L'imperatore impersonò l'idea, sorta durante la rivoluzione francese, che voleva la Francia divulgatrice dell'arte in quanto Patria della Libertà. La Francia

sentiva di avere una vocazione universale e cosa esiste di più universale dell'arte stessa? Il documentario “Napoleone nel nome dell'arte” che sarà al cinema l'8, 9 e 10 novembre, accompagna lo spettatore, grazie anche alla partecipazione straordinaria del narrante Jeremy Irons, nella scoperta di quanto importante fosse nella comunicazione di Napoleone l'utilizzo dell'arte; questa era uno strumento di seduzione di massa per arrivare al popolo nei confronti del quale egli aveva un atteggiamento paternalistico, sentiva la responsabilità di educare il popolo attraverso il teatro, la pittura, la scultura, la musica.

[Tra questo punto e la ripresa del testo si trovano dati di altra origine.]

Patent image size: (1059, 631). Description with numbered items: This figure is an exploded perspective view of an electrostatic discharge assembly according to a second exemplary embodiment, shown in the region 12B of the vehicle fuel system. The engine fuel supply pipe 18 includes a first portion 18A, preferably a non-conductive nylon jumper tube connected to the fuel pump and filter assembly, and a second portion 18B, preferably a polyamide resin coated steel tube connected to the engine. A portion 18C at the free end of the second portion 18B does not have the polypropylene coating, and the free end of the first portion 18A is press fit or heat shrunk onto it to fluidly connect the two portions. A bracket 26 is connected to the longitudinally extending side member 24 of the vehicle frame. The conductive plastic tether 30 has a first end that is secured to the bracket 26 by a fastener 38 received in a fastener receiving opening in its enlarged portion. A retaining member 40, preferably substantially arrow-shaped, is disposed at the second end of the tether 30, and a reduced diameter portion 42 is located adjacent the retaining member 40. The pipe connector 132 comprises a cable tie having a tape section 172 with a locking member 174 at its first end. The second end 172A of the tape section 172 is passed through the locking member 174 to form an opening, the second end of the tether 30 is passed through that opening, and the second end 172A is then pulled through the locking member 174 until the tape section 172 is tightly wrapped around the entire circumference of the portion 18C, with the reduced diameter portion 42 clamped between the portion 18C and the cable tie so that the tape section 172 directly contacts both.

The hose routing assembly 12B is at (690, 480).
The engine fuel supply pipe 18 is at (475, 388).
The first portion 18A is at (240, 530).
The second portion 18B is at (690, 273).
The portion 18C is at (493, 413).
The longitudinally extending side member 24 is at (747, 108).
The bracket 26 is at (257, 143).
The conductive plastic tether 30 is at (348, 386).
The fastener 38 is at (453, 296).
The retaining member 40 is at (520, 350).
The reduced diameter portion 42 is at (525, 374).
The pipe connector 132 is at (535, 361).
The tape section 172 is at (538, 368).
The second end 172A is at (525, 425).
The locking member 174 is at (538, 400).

Napoleone fu dunque il primo ad utilizzare l'arte e la simbologia del nuovo classicismo come strumento per la comunicazione di massa desiderando associare la propria immagine a quella delle grandi civiltà del passato. Le grandi campagne militari napoleoniche sono state viste come occasioni per furti di capolavori, ma non bisogna dimenticare che esse furono anche momenti di fruttuose ricerche e scavi che l'imperatore stimolò: i “savant” che accompagnavano sempre le spedizioni erano impegnati a misurare, censire, disegnare, fare rilevazioni di siti archeologici.
I dotti che parteciparono alla campagna d'Egitto, secondo il principio illuminista che voleva la Francia responsabile di diffondere progresso e civilizzazione nel mondo, ci hanno lasciato preziose testimonianze descrittive di quella civiltà custodite nella biblioteca braidense di Milano.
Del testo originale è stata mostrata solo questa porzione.